The End of the World, and other myths

Snow threatens, or so they say.

16 inches already down in Botetourt, Virginia, which was home for thirty years before I moved to Vermont. My daughter writes from college that they have ceased to function in fear of snow. Last night, I went by the grocery store, forgetting the end of the world as we know it was about to happen, and when I saw the mobs, I turned around and left.

There’s nothing I need that badly.

Most of my clients are in the Mid Atlantic area, and frankly, they don’t want to talk to me today. They are likely at work. Television never stops, not even for the end of the world.

Even here in Vermont, the long time locals, who generally look on snow as a minor inconvenience, if they deign to notice it at all, are stocking up for the weather.
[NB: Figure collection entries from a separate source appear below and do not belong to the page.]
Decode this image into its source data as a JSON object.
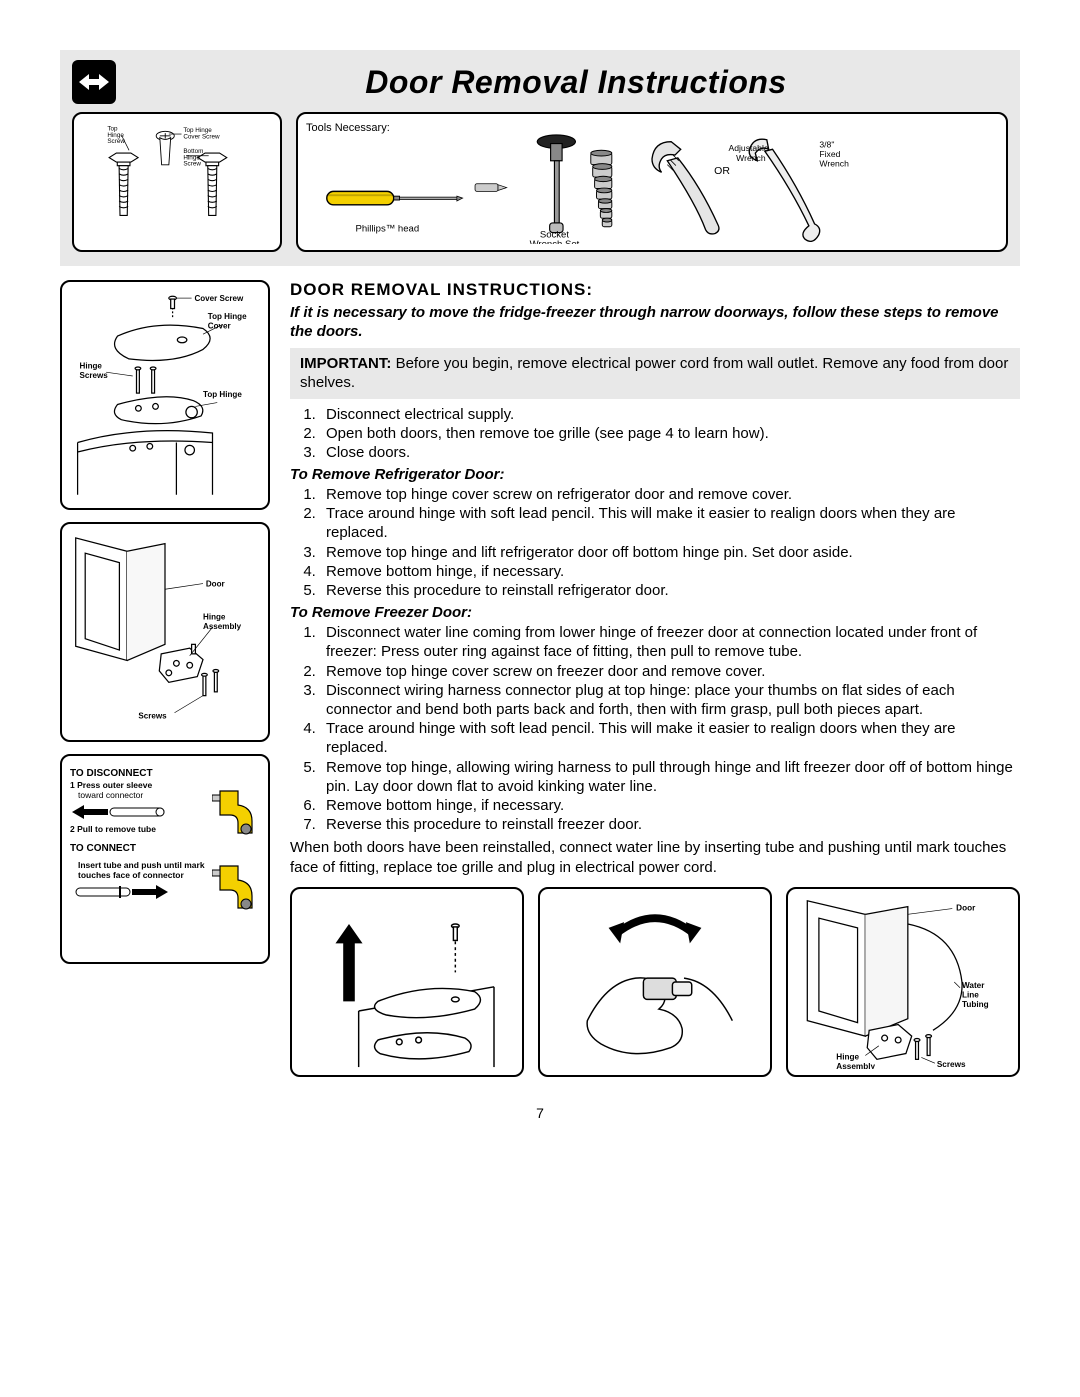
{
  "page_number": "7",
  "title": "Door Removal Instructions",
  "screws_box": {
    "labels": {
      "top_hinge_screw": "Top\nHinge\nScrew",
      "top_hinge_cover_screw": "Top Hinge\nCover Screw",
      "bottom_hinge_screw": "Bottom\nHinge\nScrew"
    }
  },
  "tools_box": {
    "heading": "Tools Necessary:",
    "labels": {
      "phillips": "Phillips™ head",
      "socket": "Socket\nWrench Set",
      "or": "OR",
      "adjustable_wrench": "Adjustable\nWrench",
      "fixed_wrench": "3/8\"\nFixed\nWrench"
    }
  },
  "diagram_top": {
    "labels": {
      "cover_screw": "Cover Screw",
      "top_hinge_cover": "Top Hinge\nCover",
      "hinge_screws": "Hinge\nScrews",
      "top_hinge": "Top Hinge"
    }
  },
  "diagram_mid": {
    "labels": {
      "door": "Door",
      "hinge_assembly": "Hinge\nAssembly",
      "screws": "Screws"
    }
  },
  "diagram_connect": {
    "to_disconnect_title": "TO DISCONNECT",
    "disconnect_1": "1 Press outer sleeve",
    "disconnect_1b": "toward connector",
    "disconnect_2": "2 Pull to remove tube",
    "to_connect_title": "TO CONNECT",
    "connect_1": "Insert tube and push until mark",
    "connect_1b": "touches face of connector"
  },
  "section_title": "DOOR  REMOVAL  INSTRUCTIONS:",
  "intro": "If it is necessary to move the fridge-freezer through narrow doorways, follow these steps to remove the doors.",
  "important_label": "IMPORTANT:",
  "important_text": "Before you begin, remove electrical power cord from  wall outlet. Remove any food from door shelves.",
  "initial_steps": [
    "Disconnect electrical supply.",
    "Open both doors, then remove toe grille (see page 4 to learn how).",
    "Close doors."
  ],
  "fridge_heading": "To Remove Refrigerator Door:",
  "fridge_steps": [
    "Remove top hinge cover screw on refrigerator door and remove cover.",
    "Trace around hinge with soft lead pencil. This will make it easier to realign doors when they are replaced.",
    "Remove top hinge and lift refrigerator door off bottom hinge pin. Set door aside.",
    "Remove bottom hinge, if necessary.",
    "Reverse this procedure to reinstall refrigerator door."
  ],
  "freezer_heading": "To Remove Freezer Door:",
  "freezer_steps": [
    "Disconnect water line coming from lower hinge of freezer door at connection located under front of freezer: Press outer ring against face of fitting, then pull to remove tube.",
    "Remove top hinge cover screw on freezer door and remove cover.",
    "Disconnect wiring harness connector plug at top hinge: place your thumbs on flat sides of each connector and bend both parts back and forth, then with firm grasp, pull both pieces apart.",
    "Trace around hinge with soft lead pencil. This will make it easier to realign doors when they are replaced.",
    "Remove top hinge, allowing wiring harness to pull through hinge and lift freezer door off of bottom hinge pin. Lay door down flat to avoid kinking water line.",
    "Remove bottom hinge, if necessary.",
    "Reverse this procedure to reinstall freezer door."
  ],
  "closing_text": "When both doors have been reinstalled, connect water line by inserting tube and pushing until mark touches face of fitting, replace toe grille and plug in electrical power cord.",
  "bottom_right_labels": {
    "door": "Door",
    "water_line": "Water\nLine\nTubing",
    "hinge_assembly": "Hinge\nAssembly",
    "screws": "Screws"
  },
  "colors": {
    "band_bg": "#e8e8e8",
    "yellow": "#f4d000"
  }
}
Me? I am making chili. I am at my favorite coffee shop, working on my laptop, sipping caffeine and chatting with the cook and single waitress, who are the only ones here.

One of the few things I like about getting older is that the end of the world seems less important than it once did. I’ve lost jobs. I’ve been through a divorce. I’ve lost loved ones. I’ve seen my bank balance in single digits a time or two. My spirit has been shattered. I’ve nearly died twice. I’ve been through three “floods of the century.”

And somehow, not always in ways that make sense to me, I’ve come out on the other side. I’ve found new jobs. I’ve found new love. I have rediscovered my spirit. Health and joy find me again and again.

At 58, I no longer believe in the end of the world.

Don’t get me wrong. I believe in endings. In change. And in the pain that sometimes comes with that change. I believe in grief and mourning. In deep, deep loss. Oh yes, I believe in all those things because they have become part of the fabric of my life, part of my story and journey.

But the end of the world? No. Life is instead a series of new beginnings. Change. Growth. Evolution. A crooked path that would do Charles DIckens proud. Leaving me with a story worth telling, and the ability to sit on the front porch and watch the end of the world fall, one flake at a time, sipping a cup of Russian tea…… and wondering what’s next.